(Krishna Sapkota)

KATHMANDU: Right to Information (RTI) is one of the 31 fundamental rights enshrined by the Constitution of Nepal (2015). Article 27 of the Constitution has bestowed citizen the right to access information on any matters of public importance held by public agencies except some matters.

This is, however, not the first Constitution of Nepal to ensure the citizen’s right to know. The first constitutional guarantee of right to information dates back to the adoption of 1990 Constitution following the establishment of democracy in the country two-and-a-half decades ago.

The 2007 Interim Constitution also echoed the same RTI proviso upholding the importance of the right, which significantly paved the way for the adoption of RTI Act. In order to implement the right, the government adopted the RTI Act in July 2007 which came into effect on 20 August the same year. This is one of the spectacular democratic achievements of the country so far towards widening civic space and engagement to closely scrutinize development and governance.

With this, Nepal’s RTI implementation has ushered into a decade-long journey which is adequate in-itself to prove its essence and emergence. Nevertheless, it cannot be professed that there are no as such notable achievements. The legal and institutional mechanisms promoting right to information have been put into place. The implementation is gaining ground gradually with its institutionalization and expansion to the lower rung.

The RTI has been gradually decentralized to the grassroots; a section of citizens has increased its access to rights and entitlements. Some of the success stories of RTI have increased its trust among the public as a tool to reveal truth and dispense justice.

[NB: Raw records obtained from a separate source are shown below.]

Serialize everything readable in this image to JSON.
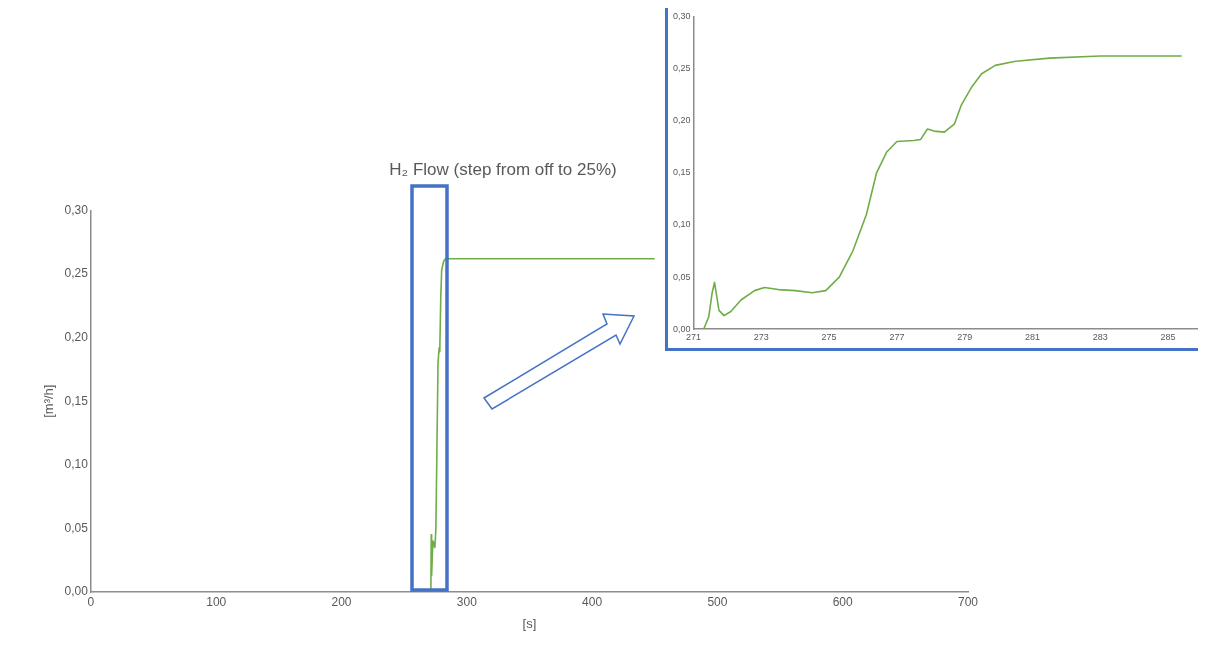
{
  "chart_data": [
    {
      "type": "line",
      "title": "H₂ Flow (step from off to 25%)",
      "xlabel": "[s]",
      "ylabel": "[m³/h]",
      "series": [
        {
          "color": "#70ad47",
          "x": [
            0,
            100,
            200,
            270,
            271.3,
            271.6,
            271.9,
            272.5,
            273.1,
            274.5,
            275.3,
            276.1,
            277.0,
            277.9,
            278.4,
            279.2,
            279.9,
            281.5,
            283,
            285.4,
            300,
            350,
            400,
            450
          ],
          "values": [
            0,
            0,
            0,
            0,
            0,
            0.045,
            0.013,
            0.03,
            0.04,
            0.035,
            0.05,
            0.11,
            0.18,
            0.192,
            0.189,
            0.232,
            0.253,
            0.26,
            0.262,
            0.262,
            0.262,
            0.262,
            0.262,
            0.262
          ]
        }
      ],
      "xlim": [
        0,
        700
      ],
      "xticks": [
        0,
        100,
        200,
        300,
        400,
        500,
        600,
        700
      ],
      "ylim": [
        0,
        0.3
      ],
      "yticks": [
        {
          "value": 0,
          "label": "0,00"
        },
        {
          "value": 0.05,
          "label": "0,05"
        },
        {
          "value": 0.1,
          "label": "0,10"
        },
        {
          "value": 0.15,
          "label": "0,15"
        },
        {
          "value": 0.2,
          "label": "0,20"
        },
        {
          "value": 0.25,
          "label": "0,25"
        },
        {
          "value": 0.3,
          "label": "0,30"
        }
      ],
      "grid": false,
      "legend": false,
      "marker": "none",
      "line_style": "solid"
    },
    {
      "type": "line",
      "series": [
        {
          "color": "#70ad47",
          "x": [
            271.3,
            271.45,
            271.55,
            271.62,
            271.75,
            271.9,
            272.1,
            272.4,
            272.8,
            273.1,
            273.5,
            274.0,
            274.5,
            274.9,
            275.3,
            275.7,
            276.1,
            276.4,
            276.7,
            277.0,
            277.5,
            277.7,
            277.9,
            278.1,
            278.4,
            278.7,
            278.9,
            279.2,
            279.5,
            279.9,
            280.5,
            281.5,
            283,
            285.4
          ],
          "values": [
            0,
            0.012,
            0.035,
            0.045,
            0.018,
            0.013,
            0.017,
            0.028,
            0.037,
            0.04,
            0.038,
            0.037,
            0.035,
            0.037,
            0.05,
            0.075,
            0.11,
            0.15,
            0.17,
            0.18,
            0.181,
            0.182,
            0.192,
            0.19,
            0.189,
            0.197,
            0.215,
            0.232,
            0.245,
            0.253,
            0.257,
            0.26,
            0.262,
            0.262
          ]
        }
      ],
      "xlim": [
        271,
        286
      ],
      "xticks": [
        271,
        273,
        275,
        277,
        279,
        281,
        283,
        285
      ],
      "ylim": [
        0,
        0.3
      ],
      "yticks": [
        {
          "value": 0,
          "label": "0,00"
        },
        {
          "value": 0.05,
          "label": "0,05"
        },
        {
          "value": 0.1,
          "label": "0,10"
        },
        {
          "value": 0.15,
          "label": "0,15"
        },
        {
          "value": 0.2,
          "label": "0,20"
        },
        {
          "value": 0.25,
          "label": "0,25"
        },
        {
          "value": 0.3,
          "label": "0,30"
        }
      ],
      "grid": false,
      "legend": false,
      "marker": "none",
      "line_style": "solid"
    }
  ]
}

A community of practice is springing up at the local level for using and promoting right to information.

As required by the Act, all 27 Ministries have started disclosing different 20 types of publicly important information in every three months. Likewise, the Ministry of Federal Affairs and Local Development (MOFALD) has developed disclosure guidelines along with standard website format for local bodies which has come to effect now.

Since the National Information Commission was formed and an RTI Regulation charted out, RTI activists’ network is on an expansion drive and stakeholders’ sensitization and promotional activities are being held to highlight the significance of RTI.


“Appointment of Public Information Officers in Ministries, Department and central government agencies; steady rise in the practice of proactive disclosure at centre and districts, growing citizen’s request for information from public agencies, issuance of orders and directives and RTI audit of the key ministries are among the notable practices of RTI”, said Chief Information Commissioner Krishna Hari Baskota at a programme recently organized in the capital to mark the nine years of the RTI. He also shared that the NIC has issued 1,799 orders to 108 categories of public agencies including political parties, banks and financial institutions, government bureaucracy and development projects to routinely disclose and provide information on request since their appointments as commissioners on 15 January 2015.

According to NIC, it has so far received 2,409 appeals from information requesters after their request to information was denied by public agencies or the information provided was not satisfactory. However, the civil society organizations working for RTI note that the number of appeals to NIC so far is quite nominal which also shows poor level of RTI implementation. It may be noted that the NIC has not taken statutory action against any public authorities for not abiding with RTI laws which may be a cause for meager number of appeal.


The CSOs further argue that the growing state of impunity on part of information providers or supply side has undermined the implementation of RTI, limiting it to a mere rhetoric.

Information request is the driving force of RTI. The more requests are filed the more momentum it creates for the implementation of the civic right. Volume of requests for information from public agency was low while compliance with both reactive and proactive disclosure of information was not appealing. The RTI mechanisms – RTI Coordination Unit at Prime Minister’s Office and Monitoring Unit at Ministry of Information and Communications – are not functional.

Lack of political will followed by resistance on part of bureaucracy is a major bottleneck to RTI implementation in Nepal. Among others are cultural barriers (secretive culture), poor records management, capacity gaps among information providers and seekers, impunity (no action for non-compliance of RTI), lack of strategic intervention of NIC and limited and distracted CSO engagement. These are the problems which are yet to be resolved through collaborative approach of all stakeholders.

Based on our learning and experience, there are several areas for constitutional, legal and pragmatic reforms towards realizing its promises in practice. The national charter has not included a phrase ‘impart’ in its RTI provision ‘Every citizen shall have the right to seek and receive information…” as the international standard and best practice call for ensuring ‘seek, receive and impart’ information. Likewise, the constitution has not guaranteed the right to all people limiting it to the citizens which is also not up to the mark. There is no envisioning of federal Information Commissions when the country has already ushered into the new political structure.

The RTI Act-2007 also still has some ambiguous clauses providing space for limiting the RTI practice which also need to be amended.

In a nutshell, the most important missing part of a decade of RTI movement is less attraction of grassroots people to use the tool for their rights, justice and opportunity. It is one of the promises of RTI which has not been realized in practice. So far this is the key point that requires to be reviewed and strategic measures should be put in place to make this a weapon of citizens, especially at the lower rung of the society.